My actual point is regarding *any* new feature which substantially changes a wiki, such as English Wikipedia - and that any such change should require a consensus. That includes testing new ideas.
If I, or any other Wikipedian, want to make a change (or perform a test of a new idea) on English Wikipedia, we have to get a consensus to do so.
-That does include a change that only affects new users. For example - imagine that I wanted to make a change to automatically 'welcome' all new users on English Wikipedia. If I wanted to run a trial. I'd have to seek consensus to do it. Your comment seems to indicate that asking existing users about changes that affect only new users is a bad idea - well, that's the current way things work. I don't understand how it could work in a different way; how can we ask users that haven't yet joined?

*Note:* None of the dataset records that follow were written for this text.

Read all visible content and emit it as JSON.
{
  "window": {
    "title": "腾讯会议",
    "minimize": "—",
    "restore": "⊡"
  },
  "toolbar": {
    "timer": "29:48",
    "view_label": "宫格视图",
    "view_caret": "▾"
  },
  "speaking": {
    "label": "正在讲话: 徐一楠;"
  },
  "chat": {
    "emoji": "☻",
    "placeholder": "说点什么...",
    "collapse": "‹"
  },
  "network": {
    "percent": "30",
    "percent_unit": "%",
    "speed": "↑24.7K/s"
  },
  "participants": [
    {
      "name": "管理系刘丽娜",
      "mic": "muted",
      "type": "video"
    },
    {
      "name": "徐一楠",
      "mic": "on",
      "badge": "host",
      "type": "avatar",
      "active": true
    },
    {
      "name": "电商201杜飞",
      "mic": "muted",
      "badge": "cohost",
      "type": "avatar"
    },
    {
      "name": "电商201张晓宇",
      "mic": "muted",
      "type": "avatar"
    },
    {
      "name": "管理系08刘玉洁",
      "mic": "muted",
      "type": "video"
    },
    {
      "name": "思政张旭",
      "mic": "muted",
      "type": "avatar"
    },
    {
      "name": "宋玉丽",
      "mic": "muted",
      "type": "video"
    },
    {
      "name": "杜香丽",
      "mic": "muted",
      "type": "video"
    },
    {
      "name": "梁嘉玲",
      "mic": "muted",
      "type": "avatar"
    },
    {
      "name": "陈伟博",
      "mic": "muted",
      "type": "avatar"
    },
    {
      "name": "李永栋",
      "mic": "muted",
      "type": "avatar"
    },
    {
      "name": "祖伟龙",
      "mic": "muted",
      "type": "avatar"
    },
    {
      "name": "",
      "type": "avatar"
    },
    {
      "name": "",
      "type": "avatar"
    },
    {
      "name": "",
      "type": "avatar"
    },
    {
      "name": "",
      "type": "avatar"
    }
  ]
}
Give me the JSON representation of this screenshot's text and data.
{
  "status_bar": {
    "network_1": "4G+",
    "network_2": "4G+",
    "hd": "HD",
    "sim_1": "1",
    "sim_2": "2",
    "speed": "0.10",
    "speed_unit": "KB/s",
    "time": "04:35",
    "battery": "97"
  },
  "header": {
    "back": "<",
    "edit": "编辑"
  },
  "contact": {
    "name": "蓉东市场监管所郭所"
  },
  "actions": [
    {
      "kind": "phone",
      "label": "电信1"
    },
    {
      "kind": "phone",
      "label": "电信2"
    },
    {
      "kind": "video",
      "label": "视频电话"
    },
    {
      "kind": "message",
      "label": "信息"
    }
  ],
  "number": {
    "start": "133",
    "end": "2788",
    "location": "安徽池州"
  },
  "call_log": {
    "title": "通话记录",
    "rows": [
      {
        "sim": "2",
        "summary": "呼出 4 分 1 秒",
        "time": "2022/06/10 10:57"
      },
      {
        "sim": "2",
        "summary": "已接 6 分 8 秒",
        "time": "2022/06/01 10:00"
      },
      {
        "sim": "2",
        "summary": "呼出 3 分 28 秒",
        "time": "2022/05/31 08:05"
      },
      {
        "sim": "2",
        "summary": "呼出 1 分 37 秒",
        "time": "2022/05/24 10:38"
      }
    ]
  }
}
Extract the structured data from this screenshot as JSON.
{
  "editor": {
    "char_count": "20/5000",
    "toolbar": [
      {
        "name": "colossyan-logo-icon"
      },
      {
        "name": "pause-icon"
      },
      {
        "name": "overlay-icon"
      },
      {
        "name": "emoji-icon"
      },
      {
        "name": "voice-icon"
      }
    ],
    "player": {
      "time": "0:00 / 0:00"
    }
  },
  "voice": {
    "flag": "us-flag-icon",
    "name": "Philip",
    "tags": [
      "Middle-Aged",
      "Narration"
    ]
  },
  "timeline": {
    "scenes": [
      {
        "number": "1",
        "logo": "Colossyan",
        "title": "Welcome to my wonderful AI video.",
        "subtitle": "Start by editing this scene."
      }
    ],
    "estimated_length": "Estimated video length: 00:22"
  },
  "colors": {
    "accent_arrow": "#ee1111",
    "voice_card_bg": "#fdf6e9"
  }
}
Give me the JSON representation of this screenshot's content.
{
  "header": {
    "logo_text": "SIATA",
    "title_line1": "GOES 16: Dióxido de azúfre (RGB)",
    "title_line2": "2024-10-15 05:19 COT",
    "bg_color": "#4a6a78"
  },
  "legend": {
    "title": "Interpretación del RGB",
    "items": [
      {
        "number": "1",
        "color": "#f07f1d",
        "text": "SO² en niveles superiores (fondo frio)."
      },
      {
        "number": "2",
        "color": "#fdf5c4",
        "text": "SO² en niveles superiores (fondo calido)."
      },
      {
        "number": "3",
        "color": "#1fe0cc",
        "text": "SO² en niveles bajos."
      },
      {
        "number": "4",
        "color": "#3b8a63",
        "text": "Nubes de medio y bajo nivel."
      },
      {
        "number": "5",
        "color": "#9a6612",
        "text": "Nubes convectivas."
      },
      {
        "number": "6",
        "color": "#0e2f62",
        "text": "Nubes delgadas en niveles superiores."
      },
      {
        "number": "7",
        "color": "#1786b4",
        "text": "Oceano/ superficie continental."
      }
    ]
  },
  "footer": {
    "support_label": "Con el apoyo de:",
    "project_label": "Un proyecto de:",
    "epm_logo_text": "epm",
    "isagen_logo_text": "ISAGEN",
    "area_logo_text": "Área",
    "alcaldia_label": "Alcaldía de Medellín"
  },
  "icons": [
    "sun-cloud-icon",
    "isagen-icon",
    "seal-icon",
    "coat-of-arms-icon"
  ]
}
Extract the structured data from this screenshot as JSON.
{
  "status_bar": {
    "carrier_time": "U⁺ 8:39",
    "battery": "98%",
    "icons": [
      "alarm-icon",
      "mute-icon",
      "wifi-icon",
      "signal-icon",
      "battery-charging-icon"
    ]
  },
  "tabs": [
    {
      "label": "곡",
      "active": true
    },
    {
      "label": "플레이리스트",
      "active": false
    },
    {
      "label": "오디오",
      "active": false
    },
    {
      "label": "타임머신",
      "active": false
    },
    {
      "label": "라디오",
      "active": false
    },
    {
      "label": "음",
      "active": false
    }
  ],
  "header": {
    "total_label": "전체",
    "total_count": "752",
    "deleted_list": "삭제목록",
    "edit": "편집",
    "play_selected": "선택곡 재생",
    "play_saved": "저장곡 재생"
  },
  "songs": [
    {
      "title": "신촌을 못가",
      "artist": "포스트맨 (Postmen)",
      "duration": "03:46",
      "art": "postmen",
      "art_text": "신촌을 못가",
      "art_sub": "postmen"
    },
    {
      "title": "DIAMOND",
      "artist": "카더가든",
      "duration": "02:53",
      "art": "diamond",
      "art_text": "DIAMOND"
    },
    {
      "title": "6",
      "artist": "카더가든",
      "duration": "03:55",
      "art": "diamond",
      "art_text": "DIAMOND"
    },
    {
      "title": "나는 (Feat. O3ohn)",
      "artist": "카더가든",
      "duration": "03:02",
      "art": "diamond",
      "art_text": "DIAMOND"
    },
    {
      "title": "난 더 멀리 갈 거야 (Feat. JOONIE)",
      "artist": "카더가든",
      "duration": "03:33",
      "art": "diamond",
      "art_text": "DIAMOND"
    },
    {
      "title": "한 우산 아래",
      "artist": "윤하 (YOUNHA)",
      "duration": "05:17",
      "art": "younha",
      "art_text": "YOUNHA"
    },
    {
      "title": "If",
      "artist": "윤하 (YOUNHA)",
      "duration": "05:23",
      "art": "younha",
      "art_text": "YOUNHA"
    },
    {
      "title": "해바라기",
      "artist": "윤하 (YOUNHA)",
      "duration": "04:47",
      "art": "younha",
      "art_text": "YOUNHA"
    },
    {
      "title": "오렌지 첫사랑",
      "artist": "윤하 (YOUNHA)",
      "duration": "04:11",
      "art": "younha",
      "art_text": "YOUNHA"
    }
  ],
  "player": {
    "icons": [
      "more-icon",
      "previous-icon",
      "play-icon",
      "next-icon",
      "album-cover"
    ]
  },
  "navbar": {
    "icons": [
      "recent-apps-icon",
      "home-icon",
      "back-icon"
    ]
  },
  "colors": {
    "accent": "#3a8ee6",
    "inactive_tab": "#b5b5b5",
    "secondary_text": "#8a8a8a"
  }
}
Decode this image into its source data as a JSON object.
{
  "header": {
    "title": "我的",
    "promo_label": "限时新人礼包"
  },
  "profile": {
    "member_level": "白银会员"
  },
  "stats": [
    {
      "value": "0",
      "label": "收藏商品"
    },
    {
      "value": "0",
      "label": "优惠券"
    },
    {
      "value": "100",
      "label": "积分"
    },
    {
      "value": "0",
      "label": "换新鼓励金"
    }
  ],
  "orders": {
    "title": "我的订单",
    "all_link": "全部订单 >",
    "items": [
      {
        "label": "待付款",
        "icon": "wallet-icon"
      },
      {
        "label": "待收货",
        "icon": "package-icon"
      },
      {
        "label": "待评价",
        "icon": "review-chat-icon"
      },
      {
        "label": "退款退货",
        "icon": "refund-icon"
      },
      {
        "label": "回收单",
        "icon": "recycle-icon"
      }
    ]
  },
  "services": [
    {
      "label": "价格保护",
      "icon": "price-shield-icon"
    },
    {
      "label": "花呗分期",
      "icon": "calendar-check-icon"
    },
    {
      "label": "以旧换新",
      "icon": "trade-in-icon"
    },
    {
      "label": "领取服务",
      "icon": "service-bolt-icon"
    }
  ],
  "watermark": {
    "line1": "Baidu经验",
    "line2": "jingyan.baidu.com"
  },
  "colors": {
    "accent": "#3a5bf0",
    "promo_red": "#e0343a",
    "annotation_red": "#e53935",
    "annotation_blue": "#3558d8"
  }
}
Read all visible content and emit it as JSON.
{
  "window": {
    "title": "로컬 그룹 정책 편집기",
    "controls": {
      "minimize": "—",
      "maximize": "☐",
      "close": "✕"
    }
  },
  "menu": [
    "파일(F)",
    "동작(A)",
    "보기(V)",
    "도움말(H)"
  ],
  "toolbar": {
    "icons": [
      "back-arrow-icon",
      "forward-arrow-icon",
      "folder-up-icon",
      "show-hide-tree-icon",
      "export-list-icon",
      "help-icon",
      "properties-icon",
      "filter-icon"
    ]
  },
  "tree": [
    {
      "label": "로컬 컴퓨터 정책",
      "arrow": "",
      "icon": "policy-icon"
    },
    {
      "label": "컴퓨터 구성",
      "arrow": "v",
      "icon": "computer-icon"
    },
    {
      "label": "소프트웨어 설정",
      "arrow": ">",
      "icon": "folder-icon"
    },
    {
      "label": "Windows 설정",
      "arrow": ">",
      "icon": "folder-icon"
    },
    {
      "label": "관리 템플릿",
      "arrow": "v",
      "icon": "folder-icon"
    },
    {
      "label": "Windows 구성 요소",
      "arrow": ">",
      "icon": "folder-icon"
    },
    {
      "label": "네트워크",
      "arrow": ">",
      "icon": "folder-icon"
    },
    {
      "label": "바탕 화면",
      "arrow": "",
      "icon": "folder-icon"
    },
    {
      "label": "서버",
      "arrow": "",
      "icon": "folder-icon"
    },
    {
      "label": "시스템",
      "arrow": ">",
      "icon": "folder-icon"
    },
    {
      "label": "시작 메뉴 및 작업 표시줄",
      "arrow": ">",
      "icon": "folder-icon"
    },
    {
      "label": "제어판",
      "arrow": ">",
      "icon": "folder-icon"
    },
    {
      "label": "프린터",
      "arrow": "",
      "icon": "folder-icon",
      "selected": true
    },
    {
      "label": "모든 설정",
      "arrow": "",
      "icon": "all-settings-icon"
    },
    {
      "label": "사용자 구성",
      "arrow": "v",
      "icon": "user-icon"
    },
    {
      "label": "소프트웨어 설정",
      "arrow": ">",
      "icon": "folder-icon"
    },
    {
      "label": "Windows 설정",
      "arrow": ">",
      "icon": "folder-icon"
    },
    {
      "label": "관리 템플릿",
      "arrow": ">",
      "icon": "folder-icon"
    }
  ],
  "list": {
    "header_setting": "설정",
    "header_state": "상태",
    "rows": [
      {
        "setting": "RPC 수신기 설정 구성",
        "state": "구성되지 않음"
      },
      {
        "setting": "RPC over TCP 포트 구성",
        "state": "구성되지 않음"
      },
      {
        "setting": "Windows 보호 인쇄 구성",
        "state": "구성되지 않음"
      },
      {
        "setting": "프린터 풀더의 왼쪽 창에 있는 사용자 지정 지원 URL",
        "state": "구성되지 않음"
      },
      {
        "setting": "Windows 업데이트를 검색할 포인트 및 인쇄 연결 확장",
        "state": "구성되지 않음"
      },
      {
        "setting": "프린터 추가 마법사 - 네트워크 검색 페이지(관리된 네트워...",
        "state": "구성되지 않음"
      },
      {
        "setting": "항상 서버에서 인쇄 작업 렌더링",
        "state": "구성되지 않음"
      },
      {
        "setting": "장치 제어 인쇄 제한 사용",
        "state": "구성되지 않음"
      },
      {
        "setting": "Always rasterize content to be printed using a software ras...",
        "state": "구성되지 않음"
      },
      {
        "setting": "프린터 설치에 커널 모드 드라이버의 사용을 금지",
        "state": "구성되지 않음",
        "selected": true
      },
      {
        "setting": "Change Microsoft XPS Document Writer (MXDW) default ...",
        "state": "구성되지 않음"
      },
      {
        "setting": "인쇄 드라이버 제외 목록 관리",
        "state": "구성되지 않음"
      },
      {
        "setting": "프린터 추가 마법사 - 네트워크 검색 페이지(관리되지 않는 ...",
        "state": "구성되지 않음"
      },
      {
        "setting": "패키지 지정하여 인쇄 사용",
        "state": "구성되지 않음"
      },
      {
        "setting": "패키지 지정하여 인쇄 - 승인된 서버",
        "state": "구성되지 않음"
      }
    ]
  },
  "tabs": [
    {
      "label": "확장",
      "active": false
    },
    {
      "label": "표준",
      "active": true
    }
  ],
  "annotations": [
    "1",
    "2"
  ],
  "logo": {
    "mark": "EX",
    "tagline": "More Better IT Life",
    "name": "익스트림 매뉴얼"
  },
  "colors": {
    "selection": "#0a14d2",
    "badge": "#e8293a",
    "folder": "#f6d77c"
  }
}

WMF do not have to get a consensus - they are empowered to modify the software to make changes (such as this trial) without consulting the community. However, WMF is funded by the community, and needs to work closely with the community to help improve the projects.
Not only would it be courteous of WMF to seek consensus for changes such as this, but also such communication would help improve relations between WMF and wiki-editors.
Many users - myself included - are frustrated with WMF imposing significant changes (such as this one) without seeking consensus from the community. Chzz 20:43, 9 September 2011 (UTC)
This feedback is:
- the first feedback available to typical people. people with -what we call- really low computer experience.
- about editing, not the community response.
- right after the first impression.
- genius. it asks for reason of sadness.
- about how people begin editing, not why they stop doing it.
Usefulness: Shows the simple problem with tools and environment. example:
- Cluttered edit page?
- Difficult markup?
FYI I created an ideas log page to keep track of suggestions/improvements for MoodBar.